Ground 3 - Error in concluding that the conduct of the appeal was reasonable despite failure to carry out a full investigation into comparable cases of black and white officers
Ground 4 - Failure to make findings in comparable cases rendered the dismissal unfair
"34. I consider that all industrial tribunals would be wise to heed the warning of Waterhouse J, giving the judgement of the employment appeal tribunal in Hadjioannou v Oral Casinos Ltd where in paragraph 25 he said:
'We accept that analysis by counsel for the respondents of the potential relevance of arguments based on disparity. We should add, however, as counsel has urged upon us, that industrial tribunals would be wise to scrutinise arguments based upon disparity with particular care. It is only in the limited circumstances that we have indicated that the argument is likely to be relevant, and there will not be many cases in which the evidence supports the proposition that there are other cases which are truly similar, or sufficiently similar, to afford an adequate basis for the argument. The danger of the argument is that a tribunal maybe led away from a proper consideration of the issues raised by s.57(3) of the Act of 1978. The emphasis in that section is upon the particular circumstances of the individual employee's case. It would be most regrettable if tribunals or employers were to be encouraged to adopt rules of thumb, or codes, for dealing with industrial relations problems and, in particular, issues arising when dismissal is being considered. It is of the highest importance that flexibility should be retained, and we hope that nothing that we say in the course of our judgement will encourage employers or tribunals to think that a tariff approach to industrial misconduct is appropriate.

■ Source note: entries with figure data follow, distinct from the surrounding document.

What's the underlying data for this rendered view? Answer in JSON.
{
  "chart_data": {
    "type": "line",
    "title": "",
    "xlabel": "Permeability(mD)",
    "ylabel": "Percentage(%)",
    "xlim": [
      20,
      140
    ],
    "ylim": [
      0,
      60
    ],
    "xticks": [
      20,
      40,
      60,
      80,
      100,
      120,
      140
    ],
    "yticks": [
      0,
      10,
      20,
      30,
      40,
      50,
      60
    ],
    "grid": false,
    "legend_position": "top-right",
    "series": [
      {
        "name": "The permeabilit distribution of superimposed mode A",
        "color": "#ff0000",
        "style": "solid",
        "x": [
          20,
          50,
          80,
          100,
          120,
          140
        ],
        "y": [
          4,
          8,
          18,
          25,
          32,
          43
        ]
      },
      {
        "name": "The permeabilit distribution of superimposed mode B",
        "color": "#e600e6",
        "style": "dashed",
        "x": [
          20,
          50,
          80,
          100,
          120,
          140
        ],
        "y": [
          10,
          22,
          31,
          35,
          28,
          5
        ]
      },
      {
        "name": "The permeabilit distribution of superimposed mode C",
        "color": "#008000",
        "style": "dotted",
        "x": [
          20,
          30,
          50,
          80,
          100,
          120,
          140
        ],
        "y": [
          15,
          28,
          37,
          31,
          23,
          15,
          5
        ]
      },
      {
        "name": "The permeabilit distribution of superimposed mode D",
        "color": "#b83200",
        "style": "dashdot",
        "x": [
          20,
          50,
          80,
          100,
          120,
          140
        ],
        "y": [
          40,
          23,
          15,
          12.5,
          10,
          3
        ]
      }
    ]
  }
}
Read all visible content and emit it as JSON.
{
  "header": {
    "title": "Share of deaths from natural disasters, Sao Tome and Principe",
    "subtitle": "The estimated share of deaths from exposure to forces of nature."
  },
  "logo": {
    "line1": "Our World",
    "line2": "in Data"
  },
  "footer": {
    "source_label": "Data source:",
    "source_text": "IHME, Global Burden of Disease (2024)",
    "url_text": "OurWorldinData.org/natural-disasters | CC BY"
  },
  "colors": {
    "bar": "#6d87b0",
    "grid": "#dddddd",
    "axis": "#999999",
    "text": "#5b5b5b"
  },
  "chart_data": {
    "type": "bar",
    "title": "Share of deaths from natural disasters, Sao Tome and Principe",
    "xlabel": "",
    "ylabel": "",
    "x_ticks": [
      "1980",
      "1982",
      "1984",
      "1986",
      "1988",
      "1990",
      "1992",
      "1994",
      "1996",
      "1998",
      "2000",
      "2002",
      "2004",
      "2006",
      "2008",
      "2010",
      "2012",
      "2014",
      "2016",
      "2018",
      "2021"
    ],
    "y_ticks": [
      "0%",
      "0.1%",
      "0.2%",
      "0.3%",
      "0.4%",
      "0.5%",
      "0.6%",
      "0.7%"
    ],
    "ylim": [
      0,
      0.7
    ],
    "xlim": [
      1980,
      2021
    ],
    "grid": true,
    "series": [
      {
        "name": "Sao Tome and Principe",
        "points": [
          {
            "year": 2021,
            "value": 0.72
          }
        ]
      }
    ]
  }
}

One has only to consider for a moment the dangers of the tariff approach in other spheres of the law to realise how inappropriate it would be to import it into this particular legislation.'
35. I would endorse the guidance that ultimately the question for the employer is whether in the particular case dismissal is a reasonable response to the misconduct proved. if they employer has an established policy applied for similar misconduct, it would not be fair to change the policy without warning. if the employer has no established policy but has on other occasions dealt differently with misconduct properly regarded as similar, fairness demands that he should consider whether in all the circumstances, including the degree of misconduct proved, more serious disciplinary action is justified."